Pub Date: Nov. 30th, 1992
ISBN: 0-679-41576-9
Publisher: Pantheon

Fisher (who died earlier this year) is best known as a food-writer, but, whatever the subject, almost all her writing has been reminiscence. In this collection of bite-sized snippets—some food-centered, most not, and many prefaced by graceful little observations that cast the items as examples of some more general small troths—she recalls scenes and motifs, redolent of other times and attitudes and social conditions, from her Whittier, California, childhood and adolescence.
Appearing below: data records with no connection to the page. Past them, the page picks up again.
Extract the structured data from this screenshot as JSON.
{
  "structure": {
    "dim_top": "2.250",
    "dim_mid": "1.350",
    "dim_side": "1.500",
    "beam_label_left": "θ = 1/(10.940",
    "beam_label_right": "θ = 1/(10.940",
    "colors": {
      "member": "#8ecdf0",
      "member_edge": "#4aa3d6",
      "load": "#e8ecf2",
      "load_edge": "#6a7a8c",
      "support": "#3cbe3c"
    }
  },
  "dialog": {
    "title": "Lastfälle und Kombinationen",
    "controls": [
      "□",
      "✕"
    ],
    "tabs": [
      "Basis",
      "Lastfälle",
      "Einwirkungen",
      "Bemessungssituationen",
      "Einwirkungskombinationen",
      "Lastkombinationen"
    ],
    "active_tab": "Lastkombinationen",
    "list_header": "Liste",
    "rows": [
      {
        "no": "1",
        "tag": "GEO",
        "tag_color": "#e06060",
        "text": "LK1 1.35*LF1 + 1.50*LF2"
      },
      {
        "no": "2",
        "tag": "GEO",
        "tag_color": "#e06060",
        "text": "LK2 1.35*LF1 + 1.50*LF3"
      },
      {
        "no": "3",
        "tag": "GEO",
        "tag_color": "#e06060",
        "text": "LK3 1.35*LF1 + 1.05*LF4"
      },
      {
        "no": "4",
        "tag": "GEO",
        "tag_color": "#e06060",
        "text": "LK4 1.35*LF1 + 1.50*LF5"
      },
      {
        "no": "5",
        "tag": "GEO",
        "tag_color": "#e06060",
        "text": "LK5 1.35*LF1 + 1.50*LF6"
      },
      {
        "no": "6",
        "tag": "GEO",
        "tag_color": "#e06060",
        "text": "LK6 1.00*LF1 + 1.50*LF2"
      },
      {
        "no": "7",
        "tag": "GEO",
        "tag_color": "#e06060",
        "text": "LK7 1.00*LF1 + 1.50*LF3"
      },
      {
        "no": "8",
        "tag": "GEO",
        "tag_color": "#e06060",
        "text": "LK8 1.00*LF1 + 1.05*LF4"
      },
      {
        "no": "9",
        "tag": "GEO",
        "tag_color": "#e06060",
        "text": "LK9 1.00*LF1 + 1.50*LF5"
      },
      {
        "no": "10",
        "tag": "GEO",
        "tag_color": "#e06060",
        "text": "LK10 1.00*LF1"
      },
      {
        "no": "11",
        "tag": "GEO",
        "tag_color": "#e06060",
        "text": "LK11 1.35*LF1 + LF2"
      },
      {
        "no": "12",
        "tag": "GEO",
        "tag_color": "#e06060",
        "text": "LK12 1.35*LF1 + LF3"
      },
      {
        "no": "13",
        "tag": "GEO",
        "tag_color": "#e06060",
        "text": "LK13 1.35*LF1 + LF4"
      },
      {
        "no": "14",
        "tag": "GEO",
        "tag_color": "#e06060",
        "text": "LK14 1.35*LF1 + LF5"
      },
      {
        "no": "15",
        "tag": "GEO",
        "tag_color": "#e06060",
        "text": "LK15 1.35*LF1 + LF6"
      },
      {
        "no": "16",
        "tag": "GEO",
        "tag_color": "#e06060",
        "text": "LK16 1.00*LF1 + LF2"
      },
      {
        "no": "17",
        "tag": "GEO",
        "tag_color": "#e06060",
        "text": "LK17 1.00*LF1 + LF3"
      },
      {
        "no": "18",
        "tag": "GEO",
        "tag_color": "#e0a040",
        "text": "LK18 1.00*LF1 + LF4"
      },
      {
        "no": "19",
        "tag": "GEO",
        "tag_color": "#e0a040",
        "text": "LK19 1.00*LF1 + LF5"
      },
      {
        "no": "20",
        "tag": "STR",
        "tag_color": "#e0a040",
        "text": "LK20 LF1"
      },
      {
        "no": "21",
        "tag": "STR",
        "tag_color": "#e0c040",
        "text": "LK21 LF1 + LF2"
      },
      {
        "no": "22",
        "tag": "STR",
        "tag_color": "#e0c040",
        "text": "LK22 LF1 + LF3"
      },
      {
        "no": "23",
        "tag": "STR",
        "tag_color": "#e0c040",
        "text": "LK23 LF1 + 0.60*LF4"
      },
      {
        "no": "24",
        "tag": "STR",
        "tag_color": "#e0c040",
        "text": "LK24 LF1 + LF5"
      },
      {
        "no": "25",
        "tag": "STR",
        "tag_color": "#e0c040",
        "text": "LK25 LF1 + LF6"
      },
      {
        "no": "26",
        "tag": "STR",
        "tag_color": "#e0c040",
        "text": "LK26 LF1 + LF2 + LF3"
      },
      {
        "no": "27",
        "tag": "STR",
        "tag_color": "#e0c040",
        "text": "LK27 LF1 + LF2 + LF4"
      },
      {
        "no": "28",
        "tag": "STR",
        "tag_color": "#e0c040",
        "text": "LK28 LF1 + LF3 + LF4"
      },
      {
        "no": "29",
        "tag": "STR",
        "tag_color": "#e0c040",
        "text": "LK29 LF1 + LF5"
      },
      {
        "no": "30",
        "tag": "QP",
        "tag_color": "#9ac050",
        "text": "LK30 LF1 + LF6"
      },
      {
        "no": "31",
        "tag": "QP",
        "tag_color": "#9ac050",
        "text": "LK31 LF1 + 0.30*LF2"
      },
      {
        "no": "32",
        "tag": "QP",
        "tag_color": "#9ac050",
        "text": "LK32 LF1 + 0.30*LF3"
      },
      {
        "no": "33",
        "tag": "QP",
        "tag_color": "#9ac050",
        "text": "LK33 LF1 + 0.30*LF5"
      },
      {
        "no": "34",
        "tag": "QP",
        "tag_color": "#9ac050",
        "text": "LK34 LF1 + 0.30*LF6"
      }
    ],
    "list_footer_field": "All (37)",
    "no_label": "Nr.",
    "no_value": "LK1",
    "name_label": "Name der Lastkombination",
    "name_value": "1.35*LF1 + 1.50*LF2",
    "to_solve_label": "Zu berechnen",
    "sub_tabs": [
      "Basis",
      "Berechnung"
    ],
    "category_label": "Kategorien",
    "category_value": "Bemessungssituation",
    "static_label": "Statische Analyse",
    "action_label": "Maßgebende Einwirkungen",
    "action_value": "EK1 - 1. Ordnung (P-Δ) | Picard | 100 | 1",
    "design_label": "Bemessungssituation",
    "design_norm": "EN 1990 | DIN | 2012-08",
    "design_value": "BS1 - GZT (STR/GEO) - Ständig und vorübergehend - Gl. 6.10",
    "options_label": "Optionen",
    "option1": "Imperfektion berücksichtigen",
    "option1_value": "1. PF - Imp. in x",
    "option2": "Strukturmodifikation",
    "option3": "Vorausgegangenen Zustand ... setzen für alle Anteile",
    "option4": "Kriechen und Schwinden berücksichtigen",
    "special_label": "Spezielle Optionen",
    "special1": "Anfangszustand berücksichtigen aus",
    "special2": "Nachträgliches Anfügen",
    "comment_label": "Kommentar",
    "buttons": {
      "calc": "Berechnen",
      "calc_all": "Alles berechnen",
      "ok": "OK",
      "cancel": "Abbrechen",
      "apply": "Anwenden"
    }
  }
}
Fisher looks back with quivering fondness on the tiny milestones in her "epicurean education," recalling (under the characteristic title "A Sweet and Timeless Shudder") the "voluptuous stickiness" of Turkish delight enjoyed at Saturday matinees. But she also casts in the same warm glow the spankings administered by a loved and loving father; her contacts with a succession of live-in household helpers; the joy in spring of changing from wool to cotton underwear; and, in an unconsciously patronizing piece, her family's odd behavior toward the local "young dried-up librarian." The longest piece recalls with more conscious rue a sort-of friendship with a classmate—a Mexican child and the "bad girl" of first grade—whom Fisher and others treated insensitively;, the last reproduces 1927 diary entries (when Fisher was 18) of interest only to a smitten Fisher-following. In one sketch, Fisher describes the "small sensual spree" an uncle made of the dining-car intervals on his transcontinental train trips. That phrase as aptly describes Fisher's own approach to life, amply detailed here.